Carrying nuclear codes has literally nothing to do with intelligence briefings. Intelligence briefings are about making sure someone knows what is going on in the world; carrying nuclear codes, living in the White House, vetoing legislation, are about carrying out the duties of President.

It is widely reported that Presidents-elect (not just Trump, but his predecessors as well) are able to receive the President’s Daily Brief. This is the most secret intelligence briefing there is, which is provided only to the President, Vice President, and very, very few others (such as a couple Cabinet secretaries, etc). No member of Congress has access to the PDB itself.

By tradition, not law, Trump appears to be entitled to everything you can imagine so that when he assumes office on January 20th, he is fully up to speed on what’s going on in the world. There is no reason to suspect that anything is being held back.

Thanks Ravenman for clearing up that confusion. Thank you all.

The usual stuff.
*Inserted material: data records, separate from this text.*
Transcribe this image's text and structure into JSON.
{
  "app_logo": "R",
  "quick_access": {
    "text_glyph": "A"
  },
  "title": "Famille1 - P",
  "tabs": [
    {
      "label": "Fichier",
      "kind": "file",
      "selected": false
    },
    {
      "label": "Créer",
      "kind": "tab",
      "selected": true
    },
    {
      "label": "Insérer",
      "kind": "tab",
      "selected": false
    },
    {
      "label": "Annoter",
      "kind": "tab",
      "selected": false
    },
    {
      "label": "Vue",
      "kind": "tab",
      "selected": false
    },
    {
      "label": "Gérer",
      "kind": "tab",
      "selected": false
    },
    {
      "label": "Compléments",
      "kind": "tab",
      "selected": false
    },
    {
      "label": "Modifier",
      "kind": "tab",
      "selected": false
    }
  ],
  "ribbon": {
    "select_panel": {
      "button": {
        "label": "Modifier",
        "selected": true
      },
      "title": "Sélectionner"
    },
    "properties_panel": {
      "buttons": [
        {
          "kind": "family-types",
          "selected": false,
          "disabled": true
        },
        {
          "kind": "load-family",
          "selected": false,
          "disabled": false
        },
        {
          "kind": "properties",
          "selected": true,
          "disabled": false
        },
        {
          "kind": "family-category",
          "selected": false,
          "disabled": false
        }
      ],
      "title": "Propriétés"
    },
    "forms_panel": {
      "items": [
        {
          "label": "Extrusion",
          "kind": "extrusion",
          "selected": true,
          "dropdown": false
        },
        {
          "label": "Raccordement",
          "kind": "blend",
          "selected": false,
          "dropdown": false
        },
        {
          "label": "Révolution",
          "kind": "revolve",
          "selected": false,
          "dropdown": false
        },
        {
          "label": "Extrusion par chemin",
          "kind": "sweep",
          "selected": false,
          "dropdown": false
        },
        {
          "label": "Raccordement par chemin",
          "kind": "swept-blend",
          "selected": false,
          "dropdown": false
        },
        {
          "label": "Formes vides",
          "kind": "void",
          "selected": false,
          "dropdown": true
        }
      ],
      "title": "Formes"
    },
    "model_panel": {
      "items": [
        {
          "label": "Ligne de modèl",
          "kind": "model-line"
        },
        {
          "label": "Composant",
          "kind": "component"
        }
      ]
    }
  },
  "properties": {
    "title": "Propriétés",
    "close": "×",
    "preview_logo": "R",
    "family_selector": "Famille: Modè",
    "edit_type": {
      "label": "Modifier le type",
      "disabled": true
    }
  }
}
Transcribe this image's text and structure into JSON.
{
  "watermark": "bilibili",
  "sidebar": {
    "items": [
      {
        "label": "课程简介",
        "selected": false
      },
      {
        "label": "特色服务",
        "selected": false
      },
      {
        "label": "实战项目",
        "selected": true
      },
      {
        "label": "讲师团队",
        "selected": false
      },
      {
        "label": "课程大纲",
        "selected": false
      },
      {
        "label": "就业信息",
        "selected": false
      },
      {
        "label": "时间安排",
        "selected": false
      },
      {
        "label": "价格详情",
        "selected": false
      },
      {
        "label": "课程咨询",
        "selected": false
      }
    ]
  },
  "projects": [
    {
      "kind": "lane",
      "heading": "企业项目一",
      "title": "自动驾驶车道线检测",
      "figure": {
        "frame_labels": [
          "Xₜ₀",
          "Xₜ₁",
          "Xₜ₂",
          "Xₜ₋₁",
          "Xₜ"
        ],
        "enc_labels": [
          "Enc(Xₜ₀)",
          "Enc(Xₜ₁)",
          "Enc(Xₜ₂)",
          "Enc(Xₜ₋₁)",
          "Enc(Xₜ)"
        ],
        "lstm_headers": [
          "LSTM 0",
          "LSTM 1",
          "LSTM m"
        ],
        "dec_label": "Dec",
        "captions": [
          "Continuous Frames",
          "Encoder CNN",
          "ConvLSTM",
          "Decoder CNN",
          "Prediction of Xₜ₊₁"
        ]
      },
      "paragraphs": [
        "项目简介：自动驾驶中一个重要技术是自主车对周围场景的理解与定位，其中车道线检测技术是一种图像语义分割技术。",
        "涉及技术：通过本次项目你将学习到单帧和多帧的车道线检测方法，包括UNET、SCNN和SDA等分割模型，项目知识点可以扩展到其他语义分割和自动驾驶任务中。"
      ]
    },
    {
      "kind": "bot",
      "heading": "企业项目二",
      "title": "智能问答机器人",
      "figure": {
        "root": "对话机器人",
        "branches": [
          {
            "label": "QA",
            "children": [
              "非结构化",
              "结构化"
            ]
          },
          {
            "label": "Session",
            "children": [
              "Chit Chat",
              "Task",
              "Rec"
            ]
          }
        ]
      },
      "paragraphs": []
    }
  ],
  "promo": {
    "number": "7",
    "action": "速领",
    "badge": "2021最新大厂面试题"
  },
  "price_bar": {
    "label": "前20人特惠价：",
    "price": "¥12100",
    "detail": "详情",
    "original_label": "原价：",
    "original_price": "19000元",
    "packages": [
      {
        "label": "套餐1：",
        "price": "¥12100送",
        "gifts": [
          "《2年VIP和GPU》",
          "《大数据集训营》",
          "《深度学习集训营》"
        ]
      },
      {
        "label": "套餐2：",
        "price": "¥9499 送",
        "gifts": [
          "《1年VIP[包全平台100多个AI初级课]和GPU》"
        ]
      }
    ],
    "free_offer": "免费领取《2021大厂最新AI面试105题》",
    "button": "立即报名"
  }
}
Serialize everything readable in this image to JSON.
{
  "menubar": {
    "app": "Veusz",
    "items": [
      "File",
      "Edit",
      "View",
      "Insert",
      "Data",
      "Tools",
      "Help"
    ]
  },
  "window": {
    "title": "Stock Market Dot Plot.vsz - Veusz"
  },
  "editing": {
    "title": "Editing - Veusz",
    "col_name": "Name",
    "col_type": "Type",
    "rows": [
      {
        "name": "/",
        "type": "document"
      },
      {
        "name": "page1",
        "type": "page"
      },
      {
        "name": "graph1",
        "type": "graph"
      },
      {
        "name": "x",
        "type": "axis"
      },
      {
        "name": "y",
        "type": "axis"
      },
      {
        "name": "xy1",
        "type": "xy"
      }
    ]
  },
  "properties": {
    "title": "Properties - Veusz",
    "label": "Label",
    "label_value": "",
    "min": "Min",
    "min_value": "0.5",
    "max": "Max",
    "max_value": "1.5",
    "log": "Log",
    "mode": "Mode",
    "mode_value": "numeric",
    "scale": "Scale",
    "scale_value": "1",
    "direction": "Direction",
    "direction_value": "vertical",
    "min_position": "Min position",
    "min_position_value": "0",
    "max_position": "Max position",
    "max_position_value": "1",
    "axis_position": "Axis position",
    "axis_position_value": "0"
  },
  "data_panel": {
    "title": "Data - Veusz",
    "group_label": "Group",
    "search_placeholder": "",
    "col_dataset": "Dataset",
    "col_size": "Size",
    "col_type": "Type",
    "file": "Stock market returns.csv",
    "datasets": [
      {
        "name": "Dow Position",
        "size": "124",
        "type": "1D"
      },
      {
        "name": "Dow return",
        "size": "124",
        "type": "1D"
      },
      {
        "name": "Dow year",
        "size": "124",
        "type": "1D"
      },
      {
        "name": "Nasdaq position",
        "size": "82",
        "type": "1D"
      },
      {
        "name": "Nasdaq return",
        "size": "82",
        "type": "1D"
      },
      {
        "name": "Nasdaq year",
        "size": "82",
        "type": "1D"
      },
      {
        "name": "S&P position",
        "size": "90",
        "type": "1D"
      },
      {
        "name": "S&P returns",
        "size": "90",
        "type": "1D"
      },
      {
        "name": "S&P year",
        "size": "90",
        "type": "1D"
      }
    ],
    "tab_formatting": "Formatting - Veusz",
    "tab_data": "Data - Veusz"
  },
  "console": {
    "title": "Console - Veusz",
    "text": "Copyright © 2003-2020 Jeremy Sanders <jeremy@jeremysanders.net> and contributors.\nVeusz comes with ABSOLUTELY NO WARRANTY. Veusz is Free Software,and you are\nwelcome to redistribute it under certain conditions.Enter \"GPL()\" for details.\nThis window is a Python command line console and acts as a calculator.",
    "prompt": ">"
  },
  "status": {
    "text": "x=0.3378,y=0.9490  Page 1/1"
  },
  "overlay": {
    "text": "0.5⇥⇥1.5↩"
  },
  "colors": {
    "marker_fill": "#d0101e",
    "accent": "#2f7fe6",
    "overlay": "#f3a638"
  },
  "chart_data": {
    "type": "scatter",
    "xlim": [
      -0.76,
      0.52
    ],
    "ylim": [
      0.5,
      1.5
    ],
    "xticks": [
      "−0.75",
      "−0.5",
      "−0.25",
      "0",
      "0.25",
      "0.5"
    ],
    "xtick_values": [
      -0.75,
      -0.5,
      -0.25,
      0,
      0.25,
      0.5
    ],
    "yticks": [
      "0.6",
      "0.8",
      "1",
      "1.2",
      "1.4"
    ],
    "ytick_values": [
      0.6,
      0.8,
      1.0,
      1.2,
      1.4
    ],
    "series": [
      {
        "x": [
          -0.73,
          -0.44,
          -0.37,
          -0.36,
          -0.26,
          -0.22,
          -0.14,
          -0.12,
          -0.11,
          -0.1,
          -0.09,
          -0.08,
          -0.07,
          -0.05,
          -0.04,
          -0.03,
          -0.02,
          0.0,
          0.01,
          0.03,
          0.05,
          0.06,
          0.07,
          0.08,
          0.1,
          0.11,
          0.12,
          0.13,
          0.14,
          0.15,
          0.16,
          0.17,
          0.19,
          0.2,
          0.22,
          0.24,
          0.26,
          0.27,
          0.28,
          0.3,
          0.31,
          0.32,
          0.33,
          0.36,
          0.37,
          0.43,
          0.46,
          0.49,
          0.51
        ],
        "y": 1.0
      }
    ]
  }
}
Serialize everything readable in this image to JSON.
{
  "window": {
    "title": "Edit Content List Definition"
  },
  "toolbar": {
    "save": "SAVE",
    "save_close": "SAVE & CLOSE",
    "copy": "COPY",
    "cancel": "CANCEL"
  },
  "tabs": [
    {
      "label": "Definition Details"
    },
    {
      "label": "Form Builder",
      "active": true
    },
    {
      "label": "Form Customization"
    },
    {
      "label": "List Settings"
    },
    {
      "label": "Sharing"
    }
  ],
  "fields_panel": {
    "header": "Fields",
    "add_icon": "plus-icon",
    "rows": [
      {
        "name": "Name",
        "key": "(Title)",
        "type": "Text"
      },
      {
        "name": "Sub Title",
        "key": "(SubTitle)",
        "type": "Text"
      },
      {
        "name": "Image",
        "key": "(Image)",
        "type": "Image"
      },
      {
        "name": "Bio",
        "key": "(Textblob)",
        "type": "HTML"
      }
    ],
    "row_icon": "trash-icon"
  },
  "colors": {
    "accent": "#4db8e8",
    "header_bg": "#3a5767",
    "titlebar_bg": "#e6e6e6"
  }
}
The alien bodies kept at Area 51, the reasons we’re spreading chemtrail poisons in the air, the REAL Kennedy assassins, etc…

Now that’s just not playing the game right.

Incidentally, what was the term used for the President-Elect before the Obama first used it?

President elect.

Obama didn’t invent the term.

Is this wrong?

The Office of the President-Elect is a title first used by Barack Obama for the body coordinating his transition activities of the President-elect of the United States.

In full from Wikipedia:
The Office of the President-Elect is a title first used by Barack Obama for the body coordinating his transition activities of the President-elect of the United States.

The office is not mentioned in the U.S. Constitution, nor is it a statutory office of the federal government;[1] however, under the Presidential Transition Act of 1963 (P.L. 88-277),[2] amended by the Presidential Transitions Effectiveness Act of 1998 (P.L. 100-398),[3] the Presidential Transition Act of 2000 (P.L. 106-293),[4][5] and the Pre-Election Presidential Transition Act of 2010 (P.L. 111-283)[6] the President-Elect is entitled to request and receive certain privileges from the General Services Administration as he or she prepares to assume office. On November 8, 2016, Donald J. Trump was elected President-Elect and will be the second president-elect to use the office title for presidential transition.[7]

You’re confusing the term “President-elect,” which has been in use for a long time, with an organizational title used for transition purposes, which is the “Office of the President-elect.” They are two different things.